The phallic image of the tree, is counterpointed by the rose, archetypal symbol of the female.

This is the maker and the made;*
this is the question and reply;*

Our sexuality is a highly conflicted issue. While the #MeToo movement has made worthy contributions to our understanding of sexual predation, we should be on guard for a new wave of puritanism that can drive sexual instincts underground.

There always has to be a delicate balance.

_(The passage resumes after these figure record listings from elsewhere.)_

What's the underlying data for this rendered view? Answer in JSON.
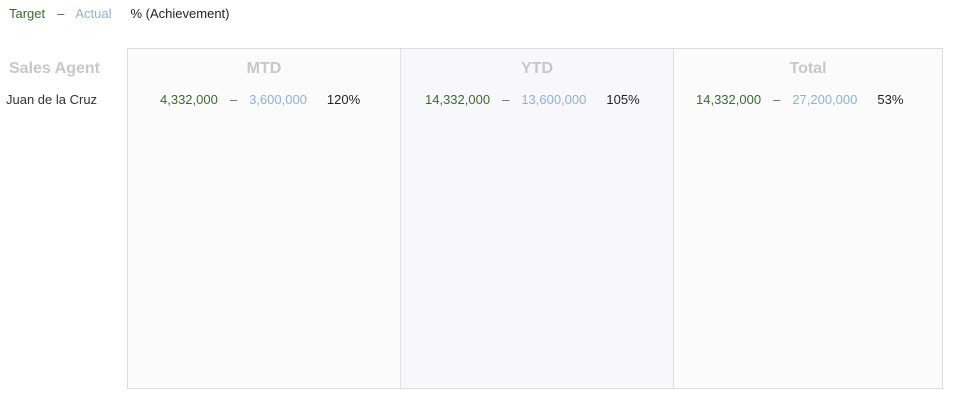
{
  "legend": {
    "target_label": "Target",
    "separator": "–",
    "actual_label": "Actual",
    "achievement_label": "% (Achievement)"
  },
  "table": {
    "agent_header": "Sales Agent",
    "agent_name": "Juan de la Cruz",
    "separator": "–",
    "panels": {
      "mtd": {
        "title": "MTD",
        "target": "4,332,000",
        "actual": "3,600,000",
        "achievement": "120%"
      },
      "ytd": {
        "title": "YTD",
        "target": "14,332,000",
        "actual": "13,600,000",
        "achievement": "105%"
      },
      "total": {
        "title": "Total",
        "target": "14,332,000",
        "actual": "27,200,000",
        "achievement": "53%"
      }
    }
  },
  "colors": {
    "target": "#3d6b2a",
    "actual": "#8ab3d6",
    "header": "#c8c8c8"
  }
}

In 2004 Meredith McKinney and Patricia Clarke compiled a book called* The Equal Heart and Mind: Letters between Judith Wright and Jack McKinney.*

Georgina Arnott perceives an effervescent sexuality in her early poems that foreshadow the erotic writing of Woman to Man(1949).
Women writers have made major insights into their sexual needs. Males tend to depict women as mere passive sexual receptacles for their urgent gratification.

Woman to Child #


You who were darkness warmed my flesh
where out of darkness rose the seed.
Then all a world I made in me;
all the world you hear and see
hung upon my dreaming blood.
There moved the multitudinous stars,
and coloured birds and fishes moved.
There swam the sliding continents.
All time lay rolled in me, and sense,
and love that knew not its beloved.
O node and focus of the world;
I hold you deep within that well
you shall escape and not escape-
that mirrors still your sleeping shape;
that nurtures still your crescent cell.
I wither and you break from me;
yet though you dance in living light
I am the earth, I am the root,
I am the stem that fed the fruit,
the link that joins you to the night.